As is the case with plant-based products made by brands including Gardein, Impossible Foods and Beyond Meat, a tried-and-true meat eater will be able to tell the difference; one isn’t going to be fooled into believing that they are dining on a $100 entre at the likes of Morton’s or Fleming’s. But an exact plant-based imitation isn’t the point, said a Juicy Marbles representative with whom TriplePundit spoke briefly earlier this week. “Some of the founders are meat eaters themselves, but they are aware of the impacts that the meat industry has on the planet and they are determined to do something about it,” she said.

The company cites statistics that have been behind its mission, such as estimates that beef production alone uses almost 60 percent of all agricultural land on the planet but provides less than 2 percent of calories consumed across the globe. Further, about 2 billion people struggle daily with food insecurity as the result of systemic inequalities across the world’s food production systems – a number that increased during the pandemic.

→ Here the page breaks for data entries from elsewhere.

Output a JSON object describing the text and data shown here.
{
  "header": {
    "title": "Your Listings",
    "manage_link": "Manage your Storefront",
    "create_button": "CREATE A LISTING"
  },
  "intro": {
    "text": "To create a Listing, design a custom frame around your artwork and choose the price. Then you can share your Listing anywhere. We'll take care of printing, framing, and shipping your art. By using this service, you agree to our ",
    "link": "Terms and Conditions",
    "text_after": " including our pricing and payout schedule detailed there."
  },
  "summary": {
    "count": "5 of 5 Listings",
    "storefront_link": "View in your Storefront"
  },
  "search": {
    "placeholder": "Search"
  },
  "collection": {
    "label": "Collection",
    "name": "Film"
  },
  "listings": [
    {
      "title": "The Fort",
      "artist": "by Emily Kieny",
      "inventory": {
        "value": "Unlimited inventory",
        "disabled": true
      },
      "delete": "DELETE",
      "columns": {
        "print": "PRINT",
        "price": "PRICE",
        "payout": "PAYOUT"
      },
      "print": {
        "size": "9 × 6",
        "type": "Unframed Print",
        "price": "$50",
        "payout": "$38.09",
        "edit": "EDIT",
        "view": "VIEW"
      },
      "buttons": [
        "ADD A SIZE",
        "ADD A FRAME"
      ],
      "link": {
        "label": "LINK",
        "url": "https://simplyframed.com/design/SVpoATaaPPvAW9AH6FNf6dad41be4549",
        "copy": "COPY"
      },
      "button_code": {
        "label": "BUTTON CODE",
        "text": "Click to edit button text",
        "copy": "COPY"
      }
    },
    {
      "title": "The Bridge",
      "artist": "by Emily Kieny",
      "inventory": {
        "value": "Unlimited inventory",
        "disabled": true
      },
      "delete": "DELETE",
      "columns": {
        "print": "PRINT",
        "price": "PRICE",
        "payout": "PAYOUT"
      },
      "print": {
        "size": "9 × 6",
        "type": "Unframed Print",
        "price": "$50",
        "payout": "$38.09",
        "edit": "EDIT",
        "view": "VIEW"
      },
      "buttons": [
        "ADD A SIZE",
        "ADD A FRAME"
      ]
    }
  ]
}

Further, critics of the global meat industry have long criticized its ties to deforestation worldwide, which certainly applies to Juicy Marbles’ home country. While more than 60 percent of Slovenia’s land is covered in forests, the country has lost approximately 4 percent of its tree cover since the turn of the century. 

“What’s interesting about the challenge of fixing our food system is that solutions need to protect the environment and culinary traditions at the same time. The culture around meat is beautiful and needs to be preserved, as it brings us together in celebration of life and just being together, present and alive. If we keep the culture, and just remove current means of production, we’re going to have a good time in the future,” said Vladimir Mićković, one of Juicy Marbles’ co-founders, in an emailed statement to 3p.

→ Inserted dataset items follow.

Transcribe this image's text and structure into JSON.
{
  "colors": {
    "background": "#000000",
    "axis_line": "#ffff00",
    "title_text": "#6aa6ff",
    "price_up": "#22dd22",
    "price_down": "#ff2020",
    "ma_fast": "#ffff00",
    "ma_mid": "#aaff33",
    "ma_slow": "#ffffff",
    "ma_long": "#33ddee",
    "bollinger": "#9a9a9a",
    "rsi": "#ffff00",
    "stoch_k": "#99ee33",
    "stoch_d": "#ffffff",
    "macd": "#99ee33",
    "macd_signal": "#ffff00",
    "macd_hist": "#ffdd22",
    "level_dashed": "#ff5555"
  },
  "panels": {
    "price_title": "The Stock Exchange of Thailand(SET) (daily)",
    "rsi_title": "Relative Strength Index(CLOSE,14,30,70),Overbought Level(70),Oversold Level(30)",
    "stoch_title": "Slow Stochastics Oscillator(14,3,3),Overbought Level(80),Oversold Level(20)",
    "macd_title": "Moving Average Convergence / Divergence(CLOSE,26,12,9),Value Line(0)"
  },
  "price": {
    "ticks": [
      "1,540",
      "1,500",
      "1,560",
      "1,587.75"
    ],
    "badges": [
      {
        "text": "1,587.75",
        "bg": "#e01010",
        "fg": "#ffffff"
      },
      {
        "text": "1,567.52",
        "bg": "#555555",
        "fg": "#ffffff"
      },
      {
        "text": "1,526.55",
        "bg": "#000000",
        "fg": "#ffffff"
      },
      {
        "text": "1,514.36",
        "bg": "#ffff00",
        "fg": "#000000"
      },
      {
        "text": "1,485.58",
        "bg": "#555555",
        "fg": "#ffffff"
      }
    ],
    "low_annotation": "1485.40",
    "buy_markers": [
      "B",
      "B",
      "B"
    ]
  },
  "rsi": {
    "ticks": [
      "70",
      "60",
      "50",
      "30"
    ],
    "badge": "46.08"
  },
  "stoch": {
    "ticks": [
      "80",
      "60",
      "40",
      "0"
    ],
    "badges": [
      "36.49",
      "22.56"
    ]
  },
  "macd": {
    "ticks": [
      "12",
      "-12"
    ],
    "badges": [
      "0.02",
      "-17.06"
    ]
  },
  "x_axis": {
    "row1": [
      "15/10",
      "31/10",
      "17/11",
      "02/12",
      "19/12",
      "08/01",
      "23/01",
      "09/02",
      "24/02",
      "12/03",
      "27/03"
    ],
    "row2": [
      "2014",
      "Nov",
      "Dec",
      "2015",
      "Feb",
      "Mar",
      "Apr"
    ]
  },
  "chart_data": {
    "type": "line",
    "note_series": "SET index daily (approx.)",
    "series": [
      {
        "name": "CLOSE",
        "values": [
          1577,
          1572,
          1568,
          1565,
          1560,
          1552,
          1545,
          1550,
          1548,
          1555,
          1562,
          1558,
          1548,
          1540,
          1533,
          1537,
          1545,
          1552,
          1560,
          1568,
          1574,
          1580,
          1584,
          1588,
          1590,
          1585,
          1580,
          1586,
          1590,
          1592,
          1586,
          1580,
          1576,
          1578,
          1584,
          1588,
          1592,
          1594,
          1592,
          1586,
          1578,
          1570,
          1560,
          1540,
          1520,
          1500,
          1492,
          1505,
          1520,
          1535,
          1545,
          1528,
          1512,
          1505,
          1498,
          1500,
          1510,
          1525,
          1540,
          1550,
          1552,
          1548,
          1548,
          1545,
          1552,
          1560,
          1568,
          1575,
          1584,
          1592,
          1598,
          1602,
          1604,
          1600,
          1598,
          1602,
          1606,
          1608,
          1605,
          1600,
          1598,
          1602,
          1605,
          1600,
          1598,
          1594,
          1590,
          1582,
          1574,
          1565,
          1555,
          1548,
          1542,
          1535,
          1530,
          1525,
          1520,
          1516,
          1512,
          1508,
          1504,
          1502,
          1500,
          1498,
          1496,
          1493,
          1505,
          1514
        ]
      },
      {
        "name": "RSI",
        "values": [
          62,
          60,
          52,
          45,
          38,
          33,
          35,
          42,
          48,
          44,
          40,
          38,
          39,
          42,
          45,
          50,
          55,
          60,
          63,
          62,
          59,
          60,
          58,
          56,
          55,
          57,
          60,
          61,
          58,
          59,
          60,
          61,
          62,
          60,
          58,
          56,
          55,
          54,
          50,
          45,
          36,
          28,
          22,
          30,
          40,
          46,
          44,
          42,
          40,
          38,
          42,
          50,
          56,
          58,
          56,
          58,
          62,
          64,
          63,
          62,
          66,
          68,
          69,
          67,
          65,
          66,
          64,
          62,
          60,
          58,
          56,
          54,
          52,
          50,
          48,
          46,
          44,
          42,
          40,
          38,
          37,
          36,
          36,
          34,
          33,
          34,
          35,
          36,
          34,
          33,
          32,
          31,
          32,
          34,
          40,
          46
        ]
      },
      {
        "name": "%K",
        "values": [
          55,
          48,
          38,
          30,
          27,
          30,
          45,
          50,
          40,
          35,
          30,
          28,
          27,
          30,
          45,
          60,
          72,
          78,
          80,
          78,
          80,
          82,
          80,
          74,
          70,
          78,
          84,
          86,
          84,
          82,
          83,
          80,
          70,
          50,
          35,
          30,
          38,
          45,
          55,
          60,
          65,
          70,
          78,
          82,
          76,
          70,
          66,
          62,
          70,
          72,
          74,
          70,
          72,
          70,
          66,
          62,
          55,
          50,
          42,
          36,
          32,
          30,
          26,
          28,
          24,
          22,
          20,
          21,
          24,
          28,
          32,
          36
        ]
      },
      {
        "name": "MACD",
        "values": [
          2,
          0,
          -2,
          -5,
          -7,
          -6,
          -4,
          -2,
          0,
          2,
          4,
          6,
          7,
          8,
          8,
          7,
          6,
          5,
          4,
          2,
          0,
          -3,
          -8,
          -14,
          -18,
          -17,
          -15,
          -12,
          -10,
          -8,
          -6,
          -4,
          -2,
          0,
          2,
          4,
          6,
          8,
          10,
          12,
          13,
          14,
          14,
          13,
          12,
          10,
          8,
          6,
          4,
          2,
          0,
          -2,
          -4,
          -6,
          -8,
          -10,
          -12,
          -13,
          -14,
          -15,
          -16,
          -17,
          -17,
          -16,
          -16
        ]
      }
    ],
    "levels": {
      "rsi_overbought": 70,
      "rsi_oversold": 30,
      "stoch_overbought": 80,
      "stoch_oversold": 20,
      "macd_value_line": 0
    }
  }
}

On that point, don’t expect that exact filet mignon beef mouth feel, but if one considers replacing a cut of beef with Juicy Marbles’ plant-based cut for a recipe that usually requires shredded beef, have at it, said the company’s spokesperson.

Currently, the plant-based steaks are available online. By late 2022, Juicy Marbles says it will roll out its products to restaurants and retail. Future plans include the launch of more “cuts” such as tenderloin, ribeye and sirloin. For the company’s filet mignon, one pack of steaks currently retails for about $40 for four four-ounce steaks. Larger orders come with free shipping. The company’s current capacity explains the price, but within one or two years, Juicy Marbles says it could meet and even, pardon the pun, “undercut” the price of conventional meat. 

Consumers have responded in kind: Juicy Marbles sold out its inventory eight hours after the filets launched; the company anticipates its next shipments to drop mid-June.